En total, el programa ofrece casi 750 servicios informativos diferentes. «Queremos llegar a ser "mainstream"», cuenta Carlo Buotempo, que trabaja en el Servicio de Cambio Climático (C3S) y recalca las posibles aplicaciones de todos los datos generados por Copérnico. Esta semana semana, el grupo de científicos asesores de la ONU para el cambio climático (IPCC) llamaba a tomar acciones rápidas, de amplio alcance y «sin precedentes» para evitar llegar a los 2º de calentamiento global antes de fin de siglo. Si nada cambia, el mundo alcanzará un calentamiento de 1,5º sobre los niveles de la época preindustrial entre 2030 y 2052.

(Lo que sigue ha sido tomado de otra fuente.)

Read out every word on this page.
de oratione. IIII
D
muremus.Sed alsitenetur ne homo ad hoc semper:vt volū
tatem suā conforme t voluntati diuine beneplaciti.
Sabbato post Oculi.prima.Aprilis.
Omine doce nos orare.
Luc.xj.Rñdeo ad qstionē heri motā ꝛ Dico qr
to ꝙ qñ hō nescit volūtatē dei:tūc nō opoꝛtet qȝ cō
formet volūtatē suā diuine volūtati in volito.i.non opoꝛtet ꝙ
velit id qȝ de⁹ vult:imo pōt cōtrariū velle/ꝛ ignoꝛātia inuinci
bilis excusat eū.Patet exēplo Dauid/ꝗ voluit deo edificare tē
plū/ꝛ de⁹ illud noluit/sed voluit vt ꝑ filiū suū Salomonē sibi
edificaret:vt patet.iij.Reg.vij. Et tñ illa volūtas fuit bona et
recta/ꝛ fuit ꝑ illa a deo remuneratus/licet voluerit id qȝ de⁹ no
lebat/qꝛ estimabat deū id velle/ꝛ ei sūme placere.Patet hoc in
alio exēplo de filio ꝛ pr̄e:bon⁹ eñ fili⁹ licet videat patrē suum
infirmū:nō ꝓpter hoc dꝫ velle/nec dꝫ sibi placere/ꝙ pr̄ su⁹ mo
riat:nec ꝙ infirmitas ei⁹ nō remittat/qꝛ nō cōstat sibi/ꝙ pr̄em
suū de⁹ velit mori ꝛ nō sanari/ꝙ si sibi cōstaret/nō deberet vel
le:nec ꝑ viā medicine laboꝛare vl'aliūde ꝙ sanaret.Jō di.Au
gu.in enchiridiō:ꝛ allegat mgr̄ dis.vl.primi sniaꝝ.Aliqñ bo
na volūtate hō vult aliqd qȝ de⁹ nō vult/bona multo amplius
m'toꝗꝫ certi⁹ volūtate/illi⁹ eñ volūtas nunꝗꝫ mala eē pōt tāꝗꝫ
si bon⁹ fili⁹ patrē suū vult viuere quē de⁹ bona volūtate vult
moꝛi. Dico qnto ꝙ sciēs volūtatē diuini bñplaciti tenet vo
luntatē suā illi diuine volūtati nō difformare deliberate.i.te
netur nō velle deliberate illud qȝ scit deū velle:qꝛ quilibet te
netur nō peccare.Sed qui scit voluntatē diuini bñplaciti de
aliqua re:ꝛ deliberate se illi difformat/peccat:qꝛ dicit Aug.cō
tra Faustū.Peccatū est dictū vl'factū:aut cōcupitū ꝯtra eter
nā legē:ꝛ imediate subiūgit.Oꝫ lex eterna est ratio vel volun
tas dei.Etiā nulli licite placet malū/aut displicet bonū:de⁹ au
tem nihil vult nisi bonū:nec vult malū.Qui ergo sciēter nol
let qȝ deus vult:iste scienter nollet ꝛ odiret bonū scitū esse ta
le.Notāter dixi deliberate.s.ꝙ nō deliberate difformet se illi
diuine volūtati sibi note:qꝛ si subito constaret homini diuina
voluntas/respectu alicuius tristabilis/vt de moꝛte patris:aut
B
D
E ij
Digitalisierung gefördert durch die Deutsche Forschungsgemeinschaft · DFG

Por ello, la adaptación al cambio climático es el siguiente paso y algunas empresas han empezado a ver el potencial del big data de Copérnico. En España, Vortex utiliza estos datos (y su análisis) para encontrar la ubicación óptima en proyectos de energía renovable como parques eólicos, tanto actuales como futuros. En Italia, la consultora GECOsistema ayuda a la Autoridad de Riego y Reclamación de Tierras de Romagna a hacer proyecciones sobre el suministro futuro de agua disponible para los cultivos. Pero también ya hay bodegas que quieren prever los efectos del cambio climático en la calidad de sus vinos o aseguradoras que calculan las pólizas estudiando el histórico de tormentas y el inminente riesgo de desastres naturales. Copérnico se ha utilizado para estudiar rutas comerciales por el Ártico, la estimación de bancos de peces o el momento más adecuado para la siembra.

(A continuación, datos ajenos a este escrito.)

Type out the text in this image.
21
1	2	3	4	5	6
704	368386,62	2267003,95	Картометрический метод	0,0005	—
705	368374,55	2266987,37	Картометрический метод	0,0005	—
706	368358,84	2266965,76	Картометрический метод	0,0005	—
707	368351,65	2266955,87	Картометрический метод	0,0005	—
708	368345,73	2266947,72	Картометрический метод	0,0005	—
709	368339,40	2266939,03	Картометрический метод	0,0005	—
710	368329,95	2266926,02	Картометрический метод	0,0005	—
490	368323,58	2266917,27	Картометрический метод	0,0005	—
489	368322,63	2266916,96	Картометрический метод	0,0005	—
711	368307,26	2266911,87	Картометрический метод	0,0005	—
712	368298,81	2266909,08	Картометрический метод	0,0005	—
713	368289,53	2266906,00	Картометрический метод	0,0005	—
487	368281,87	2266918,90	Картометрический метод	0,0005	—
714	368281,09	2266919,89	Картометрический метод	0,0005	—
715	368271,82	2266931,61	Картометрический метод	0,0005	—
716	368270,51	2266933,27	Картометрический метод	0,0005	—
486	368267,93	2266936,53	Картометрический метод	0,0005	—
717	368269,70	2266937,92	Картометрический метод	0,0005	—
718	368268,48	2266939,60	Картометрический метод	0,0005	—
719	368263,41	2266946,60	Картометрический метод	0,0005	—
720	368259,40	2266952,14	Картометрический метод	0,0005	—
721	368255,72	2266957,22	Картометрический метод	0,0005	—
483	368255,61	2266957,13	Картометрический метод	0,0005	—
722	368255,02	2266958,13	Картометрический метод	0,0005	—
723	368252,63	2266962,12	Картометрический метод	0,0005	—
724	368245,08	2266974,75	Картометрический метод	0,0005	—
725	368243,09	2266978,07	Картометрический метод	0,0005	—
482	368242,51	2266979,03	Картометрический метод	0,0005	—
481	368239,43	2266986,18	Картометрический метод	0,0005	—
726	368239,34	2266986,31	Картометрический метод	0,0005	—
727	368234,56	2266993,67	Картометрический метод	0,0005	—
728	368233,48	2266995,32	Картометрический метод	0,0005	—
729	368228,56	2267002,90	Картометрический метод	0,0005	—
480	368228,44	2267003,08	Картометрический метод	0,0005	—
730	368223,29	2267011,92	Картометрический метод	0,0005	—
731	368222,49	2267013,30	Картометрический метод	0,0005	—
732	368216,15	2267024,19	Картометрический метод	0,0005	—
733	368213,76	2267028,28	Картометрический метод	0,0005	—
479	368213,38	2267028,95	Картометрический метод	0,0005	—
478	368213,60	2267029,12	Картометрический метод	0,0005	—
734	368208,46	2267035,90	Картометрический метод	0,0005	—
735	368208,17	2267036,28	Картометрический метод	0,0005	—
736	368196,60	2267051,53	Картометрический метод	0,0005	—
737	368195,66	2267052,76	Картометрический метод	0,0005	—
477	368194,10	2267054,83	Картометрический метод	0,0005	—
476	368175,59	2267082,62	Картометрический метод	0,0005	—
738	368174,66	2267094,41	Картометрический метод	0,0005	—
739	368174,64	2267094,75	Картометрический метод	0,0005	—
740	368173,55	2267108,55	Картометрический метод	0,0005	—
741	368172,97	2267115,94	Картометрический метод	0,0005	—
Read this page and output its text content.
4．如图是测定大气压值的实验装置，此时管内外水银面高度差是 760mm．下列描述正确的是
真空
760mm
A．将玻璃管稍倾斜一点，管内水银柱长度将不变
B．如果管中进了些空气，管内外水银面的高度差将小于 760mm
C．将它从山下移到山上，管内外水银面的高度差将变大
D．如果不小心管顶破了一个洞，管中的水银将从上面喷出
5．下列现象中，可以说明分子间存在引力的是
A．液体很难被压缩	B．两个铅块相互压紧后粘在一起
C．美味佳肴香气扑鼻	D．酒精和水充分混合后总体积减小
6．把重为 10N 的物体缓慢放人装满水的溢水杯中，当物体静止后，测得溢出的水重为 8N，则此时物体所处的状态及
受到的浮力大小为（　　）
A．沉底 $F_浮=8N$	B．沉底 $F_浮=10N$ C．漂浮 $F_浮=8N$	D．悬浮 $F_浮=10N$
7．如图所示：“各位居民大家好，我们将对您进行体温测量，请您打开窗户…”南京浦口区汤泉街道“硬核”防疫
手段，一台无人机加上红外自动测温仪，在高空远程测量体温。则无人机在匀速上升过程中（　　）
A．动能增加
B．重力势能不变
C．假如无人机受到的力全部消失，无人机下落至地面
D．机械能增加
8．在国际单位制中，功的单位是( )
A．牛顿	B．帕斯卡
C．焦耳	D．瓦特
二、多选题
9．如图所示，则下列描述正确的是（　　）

Mapa satelital de las zonas afectadas por el terremoto y tsunami en Palu - Copernicus

Del Servicio de Monitorización Atmosférica salen, por su parte, empresas como Pasyfo, que envía mensajes que indican si hoy le van a llorar los ojos al combinar los datos de polen con el nivel de alergia personalizada de cada usuario; o Riga Airtext, que manda alertas diarias al móvil sobre la contaminación de las áreas en las que se mueven los letones.
Retribución

Según los cálculos de la Unión Europea, entre 2017 y 2035 el programa podría revertir en beneficios de 131.000 millones de euros para los europeos, en su mayoría para empresas privadas, y se generarán hasta 4.000 empleos al año. «Tenemos razones para ser optimistas», dice Jean-Noël Thépaut, jefe del Servicio de Cambio Climático, al ser preguntado por el futuro del programa. Por cada euro que se ha invertido se producen otros cinco y la expectativa es que en el próximo presupuesto europeo les doten con 5.800 millones de euros más hasta 2027.
Mientras, en el observatorio ubicado en la primera montaña de los Alpes alemanes, los tres científicos que lo custodian siguen con las mediciones que se integrarán en Copérnico. Pero, al igual que el resto del programa, están abiertos a colaboraciones. «Una vez tuvimos un equipo de científicos que como no podían subir a estudiar las nubes, decidieron esperar a que las nubes llegaran a ellos». Eligieron Zugspitze. Y en el observatorio intuyen que no serán los últimos.